Morris, in October 2014 interview with CHP officers

“From what I saw, from what they let me see, it looked like they were caring and they were working toward the students’ success,” he told investigators. “When actually what they were doing was something very different.”

Dickson said that firefighters outside the academy whom CHP investigators interviewed had expressed disregard for department authority. He asked Morris if he thought it was “a culture thing” among Cal Fire firefighters.

“It’s funny. For a profession that’s supposed to be built on courage and valor, we do a lot of spineless s--- to each other,” Morris said. “One of the spineless things is that we don’t follow up when things are bad.”

On Oct. 1, two days before his interview with the CHP, Morris signed an application to become the Nevada-Yuba-Placer unit chief, according to documents received through a Public Records Act request. Like his academy post, a unit chief is responsible for every aspect of the operation. The position also serves as the public face of Cal Fire in the assigned area.

Morris’ résumé included his work history, military service, more than 50 special licenses and certifications, and his associate’s degree from Butte College and bachelor’s degree in business management from University of Phoenix.

The documents show three other Cal Fire employees applied around the same time: Scott Lindgren, the Nevada-Yuba-Placer assistant chief with 38 years in firefighting; Staff Chief Daniel Sendek, with 34 years in the industry and a natural resources master’s degree from Humboldt State; and Academy Assistant Chief Mike Ramirez, a 25-year veteran with a varied Cal Fire résumé and history of volunteer work that included serving families of fallen firefighters.

(In January, Ramirez was fired for allegations that arose from the CHP investigation. He is contesting his termination.)

“Each candidate was asked the same questions,” Cal Fire’s Upton said. “The panel evaluated the candidates based on their responses, and made a recommendation to the Region Chief (over the Nevada-Yuba-Placer Unit).”

All four candidates gave presentations in front of a five-person hiring panel on Dec. 11, 2014, Cal Fire records show. One interviewer’s written assessment noted that Morris “brings some ‘positivity.’ ” Another scribbled, “currently working in a tough situation.”

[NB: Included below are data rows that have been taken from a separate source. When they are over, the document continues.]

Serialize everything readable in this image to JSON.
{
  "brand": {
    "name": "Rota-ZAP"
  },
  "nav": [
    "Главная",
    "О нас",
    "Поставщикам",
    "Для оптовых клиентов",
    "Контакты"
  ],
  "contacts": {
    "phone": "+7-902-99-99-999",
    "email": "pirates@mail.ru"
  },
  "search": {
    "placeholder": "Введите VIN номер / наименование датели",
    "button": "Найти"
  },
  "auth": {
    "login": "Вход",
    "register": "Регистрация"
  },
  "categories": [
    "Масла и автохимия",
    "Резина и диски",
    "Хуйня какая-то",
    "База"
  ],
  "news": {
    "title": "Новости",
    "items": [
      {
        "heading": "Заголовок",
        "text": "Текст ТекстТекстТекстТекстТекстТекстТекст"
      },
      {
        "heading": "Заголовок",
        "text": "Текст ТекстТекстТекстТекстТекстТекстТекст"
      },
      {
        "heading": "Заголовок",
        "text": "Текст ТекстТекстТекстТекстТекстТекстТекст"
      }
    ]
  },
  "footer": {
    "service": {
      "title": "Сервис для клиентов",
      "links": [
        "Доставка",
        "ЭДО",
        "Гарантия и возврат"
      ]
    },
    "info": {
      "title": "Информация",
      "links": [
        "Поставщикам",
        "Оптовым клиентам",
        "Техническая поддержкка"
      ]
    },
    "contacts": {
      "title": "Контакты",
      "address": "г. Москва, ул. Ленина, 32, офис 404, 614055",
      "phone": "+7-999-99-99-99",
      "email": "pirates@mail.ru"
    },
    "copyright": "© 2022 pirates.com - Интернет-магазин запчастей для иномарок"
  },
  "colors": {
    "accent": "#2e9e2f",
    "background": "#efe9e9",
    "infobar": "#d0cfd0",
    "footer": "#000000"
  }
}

Morris’ total score from the panel, 100.5 points, ranked highest, just above the 100 points assessed Lindgren. The panel’s feedback for all four candidates then went to Northern Region Chief Keith Larkin, department spokeswoman Upton said. Larkin took his recommendation to Pimlott, who approved the hire.

It took less than 24 hours from the end of the panel interviews for Pimlott to announce his decision in a 9:29 a.m. email on Dec. 12, 2014. He asked Cal Fire employees to join him in congratulating Morris on his appointment to unit chief, effective immediately.

About three weeks later, more than a dozen people who worked for Morris also left the academy under less celebratory circumstances.